One possible reason why mathematics cannot be automated is because some important piece of contemporary mathematics is fundamentally unsound, e.g. ∞, LEM, AOC. Mathematicians are very clever at building and manipulating formal systems, but are prone to mistakes and must accept on faith some foundations to make any progress. If you spent your entire career building a castle and someone like Gödel or Brouwer came along and claimed the whole thing is built on sand, naturally you (and all your venerable castle-building colleagues) would be unwilling to simply accept this development and move on.
I suspect what many people call mathematics today lost its course somewhere after Cantor, who was a supremely clever human being, but either mentally unstable or driven to madness trying to operationalize infinite sets. If our universe were infinite, maybe his ideas would be valid, but even then we could never build machines to verify those claims. While it has produced an abundance of useful ideas, it also generates a number of paradoxes (e.g. Zeno, Banach-Tarski), which are simply incompatible with the universe in which we live.
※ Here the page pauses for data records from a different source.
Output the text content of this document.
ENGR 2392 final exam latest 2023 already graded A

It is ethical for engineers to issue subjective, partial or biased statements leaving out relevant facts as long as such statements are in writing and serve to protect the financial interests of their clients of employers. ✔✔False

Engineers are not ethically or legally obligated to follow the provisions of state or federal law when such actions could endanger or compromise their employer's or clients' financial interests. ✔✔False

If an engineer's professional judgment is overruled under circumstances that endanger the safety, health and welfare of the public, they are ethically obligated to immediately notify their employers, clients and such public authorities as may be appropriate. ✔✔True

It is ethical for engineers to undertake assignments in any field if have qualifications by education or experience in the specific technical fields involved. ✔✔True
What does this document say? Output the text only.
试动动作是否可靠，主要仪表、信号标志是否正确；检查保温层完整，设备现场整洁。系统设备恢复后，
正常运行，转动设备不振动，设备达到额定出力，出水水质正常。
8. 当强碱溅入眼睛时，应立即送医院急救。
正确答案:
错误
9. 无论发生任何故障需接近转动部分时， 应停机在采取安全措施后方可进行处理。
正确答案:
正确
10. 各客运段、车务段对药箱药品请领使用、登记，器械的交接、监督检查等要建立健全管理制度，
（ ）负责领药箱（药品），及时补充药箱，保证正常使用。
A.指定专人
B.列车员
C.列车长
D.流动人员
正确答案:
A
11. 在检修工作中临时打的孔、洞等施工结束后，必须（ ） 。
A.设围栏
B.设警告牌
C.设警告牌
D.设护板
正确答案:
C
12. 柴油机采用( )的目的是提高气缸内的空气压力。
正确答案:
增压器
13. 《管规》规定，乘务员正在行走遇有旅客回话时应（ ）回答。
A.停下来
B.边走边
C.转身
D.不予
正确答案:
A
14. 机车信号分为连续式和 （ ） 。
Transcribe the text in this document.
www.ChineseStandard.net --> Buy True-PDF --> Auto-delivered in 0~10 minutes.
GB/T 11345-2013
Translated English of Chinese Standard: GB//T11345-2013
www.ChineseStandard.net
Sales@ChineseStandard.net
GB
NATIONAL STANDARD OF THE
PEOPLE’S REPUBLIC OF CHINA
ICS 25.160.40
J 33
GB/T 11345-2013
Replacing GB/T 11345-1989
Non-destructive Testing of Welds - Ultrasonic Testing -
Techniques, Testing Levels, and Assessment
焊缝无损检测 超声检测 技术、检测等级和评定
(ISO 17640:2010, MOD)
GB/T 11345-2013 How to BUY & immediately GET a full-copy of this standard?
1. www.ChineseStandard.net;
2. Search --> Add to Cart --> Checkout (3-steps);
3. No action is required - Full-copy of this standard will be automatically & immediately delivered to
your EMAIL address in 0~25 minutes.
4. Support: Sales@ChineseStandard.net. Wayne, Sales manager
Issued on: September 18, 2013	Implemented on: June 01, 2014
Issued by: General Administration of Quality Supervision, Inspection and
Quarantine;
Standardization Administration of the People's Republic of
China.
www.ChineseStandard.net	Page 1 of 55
Here's what I forsee. GPT3 (or the like) learns strategies to solve problems in a limited DSL (like isabelle). Prompt GPT3 with a problem (e.g. P = NP). Have it walk down the tree of proof possibilities (possibly using Q-learning), trim incorrect branches, and then out comes a proof. Somewhere in its modestly coherent glossolalia, GPT3 will figure out how to prove something "tough for humans" correct. Nice thing is, you might even be able to paralellize the search using independent agents.
I ran some experiments with GPT3+proofs. You can read about it here: http://serendipityrecs.com/blog/posts/experiments-with-gpt-3... I wasn't able to get it to return anything interesting but I also didn't spend a lot of time refining the approach (this was just a series of quick and dirty experiments, ultimately I identified recommendations as a good use case for GPT-3 and started building a product around it.)
I think it will be interesting to use GPT-3 in conjunction with existing automated/machine proof techniques. Since GPT-3 doesn't "know" anything, automated proof systems can help the system stay logically consistent.
Also, if you can check a proof, then you can certainly automatically construct a proof, merely by dove-tailing over all possible proofs and checking whether they're correct and imply the desired conjecture.
In other words, using GIT when discussing proof automation is irrelevant.